By analyzing the news, researchers can predict natural disasters
Researchers have developed software that predicts when and where disease outbreaks can occur, based on a twenty-year archive of New York Times articles and other Internet data, Mashable reports . The authors of the development are Microsoft and Technion - Israel Institute of Technology.
The system shows amazing results when tested on historical data. For example, reports of a drought in Angola in 2006 raised a warning about a possible cholera outbreak in the country, because previous events had taught the system that cholera outbreaks were more likely in the years after the drought. Angola's second cholera warning was triggered by news of storms in Africa in early 2007; less than a week later there were reports that cholera had actually spread in the region. In similar trials involving the prediction of disease, violence, and a significant number of deaths, system warnings were correct in 70–90% of cases.

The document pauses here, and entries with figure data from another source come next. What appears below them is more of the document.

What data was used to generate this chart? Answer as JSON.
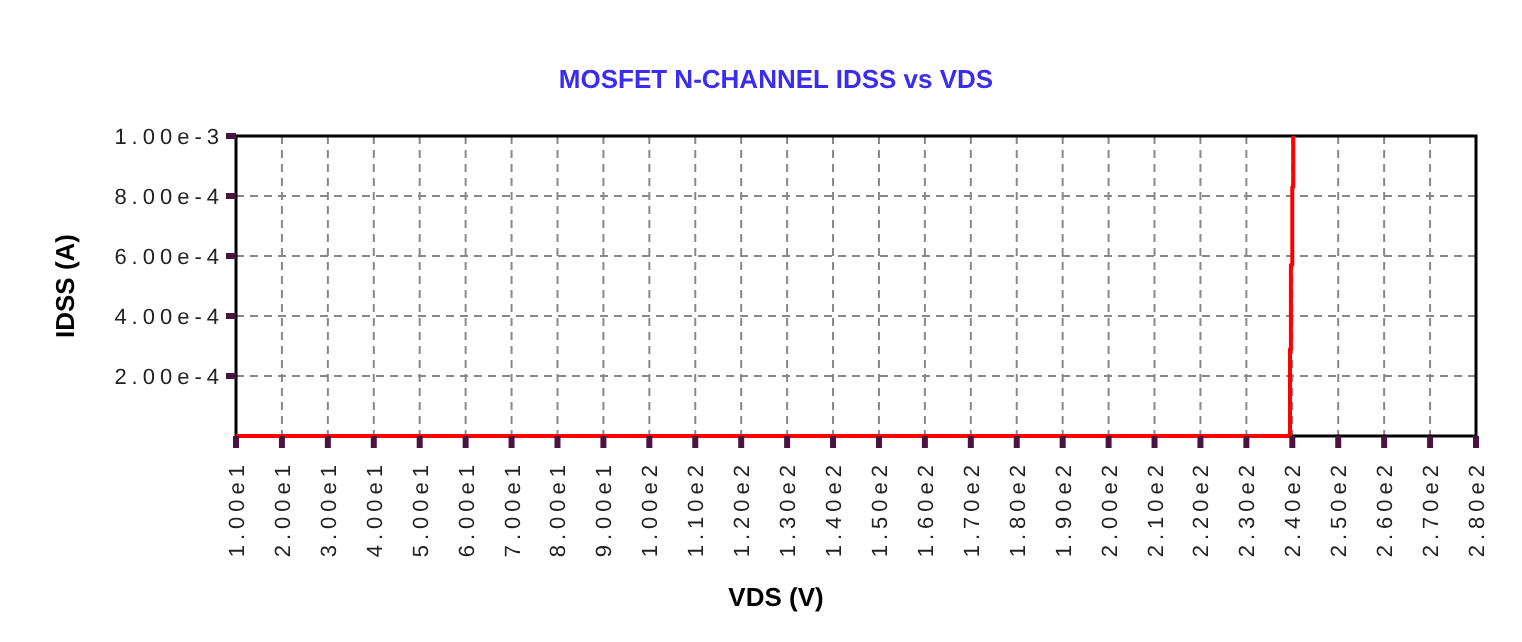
{
  "chart_data": {
    "type": "line",
    "title": "MOSFET N-CHANNEL IDSS vs VDS",
    "xlabel": "VDS (V)",
    "ylabel": "IDSS (A)",
    "xlim": [
      10,
      280
    ],
    "xticks": [
      {
        "value": 10,
        "label": "1.00e1"
      },
      {
        "value": 20,
        "label": "2.00e1"
      },
      {
        "value": 30,
        "label": "3.00e1"
      },
      {
        "value": 40,
        "label": "4.00e1"
      },
      {
        "value": 50,
        "label": "5.00e1"
      },
      {
        "value": 60,
        "label": "6.00e1"
      },
      {
        "value": 70,
        "label": "7.00e1"
      },
      {
        "value": 80,
        "label": "8.00e1"
      },
      {
        "value": 90,
        "label": "9.00e1"
      },
      {
        "value": 100,
        "label": "1.00e2"
      },
      {
        "value": 110,
        "label": "1.10e2"
      },
      {
        "value": 120,
        "label": "1.20e2"
      },
      {
        "value": 130,
        "label": "1.30e2"
      },
      {
        "value": 140,
        "label": "1.40e2"
      },
      {
        "value": 150,
        "label": "1.50e2"
      },
      {
        "value": 160,
        "label": "1.60e2"
      },
      {
        "value": 170,
        "label": "1.70e2"
      },
      {
        "value": 180,
        "label": "1.80e2"
      },
      {
        "value": 190,
        "label": "1.90e2"
      },
      {
        "value": 200,
        "label": "2.00e2"
      },
      {
        "value": 210,
        "label": "2.10e2"
      },
      {
        "value": 220,
        "label": "2.20e2"
      },
      {
        "value": 230,
        "label": "2.30e2"
      },
      {
        "value": 240,
        "label": "2.40e2"
      },
      {
        "value": 250,
        "label": "2.50e2"
      },
      {
        "value": 260,
        "label": "2.60e2"
      },
      {
        "value": 270,
        "label": "2.70e2"
      },
      {
        "value": 280,
        "label": "2.80e2"
      }
    ],
    "ylim": [
      0,
      0.001
    ],
    "yticks": [
      {
        "value": 0.0002,
        "label": "2.00e-4"
      },
      {
        "value": 0.0004,
        "label": "4.00e-4"
      },
      {
        "value": 0.0006,
        "label": "6.00e-4"
      },
      {
        "value": 0.0008,
        "label": "8.00e-4"
      },
      {
        "value": 0.001,
        "label": "1.00e-3"
      }
    ],
    "grid": true,
    "line_style": "solid",
    "marker": "none",
    "series": [
      {
        "color": "#ff0000",
        "x": [
          10,
          239.5,
          239.5,
          239.7,
          239.7,
          240,
          240,
          240.2,
          240.2
        ],
        "values": [
          0,
          0,
          0.00029,
          0.00029,
          0.00057,
          0.00057,
          0.00083,
          0.00083,
          0.001
        ]
      }
    ]
  }
}
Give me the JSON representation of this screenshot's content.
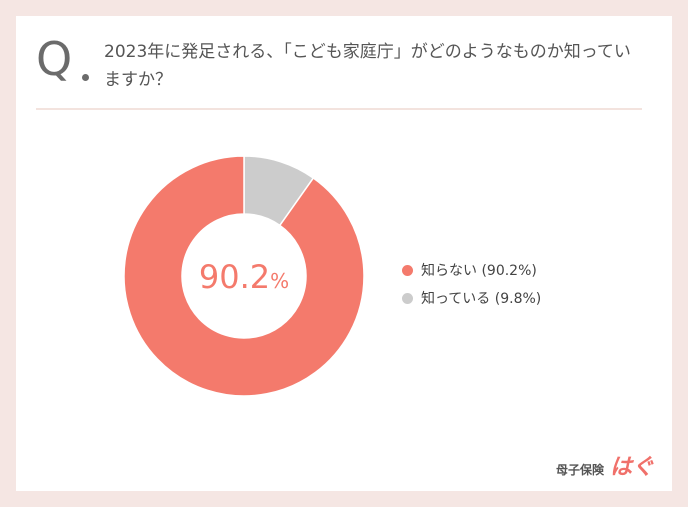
{
  "question": {
    "mark": "Q",
    "text": "2023年に発足される、「こども家庭庁」がどのようなものか知っていますか？"
  },
  "brand": {
    "main": "母子保険",
    "sub": "はぐ"
  },
  "colors": {
    "primary": "#f47a6c",
    "secondary": "#cccccc"
  },
  "chart_data": {
    "type": "pie",
    "center_label": "90.2",
    "center_unit": "%",
    "slices": [
      {
        "label": "知らない",
        "value": 90.2,
        "legend": "知らない (90.2%)",
        "color": "#f47a6c"
      },
      {
        "label": "知っている",
        "value": 9.8,
        "legend": "知っている (9.8%)",
        "color": "#cccccc"
      }
    ],
    "legend_position": "right"
  }
}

In the future, the system can help humanitarian organizations better deal with outbreaks of disease or other problems, says Eric Horwitz, a scientist and co-director of Microsoft Research. Horvitz conducted the study in collaboration with Kira Radinski, a researcher at the Technion - Israel Institute of Technology.
According to Horvitz, the current performance indicators of the system are good enough to suggest that its improved version can be used in real conditions. The system was developed using the New York Times news archive for 22 years - from 1986 to 2007, and also uses data from the Web to find out what leads to notable events.
“One of the sources we found useful was DBpediain which crowdsourcing provides information from Wikipedia in a structured form, ”says Radinsky. “We can understand or see the location of places in news articles, how much people earn there, and even information about politics.” Other sources included WordNet , which helps the system understand the meaning of words, and OpenCyc , a general knowledge database.
All of them provide valuable context that is not available in the news, and which is necessary to find out the general rules, which events precede others. For example, a system can infer a link between events in cities in Rwanda and Angola, based on the fact that both countries in Africa have similar GDP and other factors. This approach led the system to the conclusion that in predicting cholera outbreaks, one should take into account the location of a country or city, the proportion of the water surface, population density, GDP, and whether there was a drought in the previous year.
The very idea of finding ways to predict disease outbreaks is not new, nor is the concept of data mining for forecasting, but the scope of this project potentially makes it very useful. Since the system is able to successfully correlate between events and it is enough to generalize the data to make the result useful, it can be applied in various fields.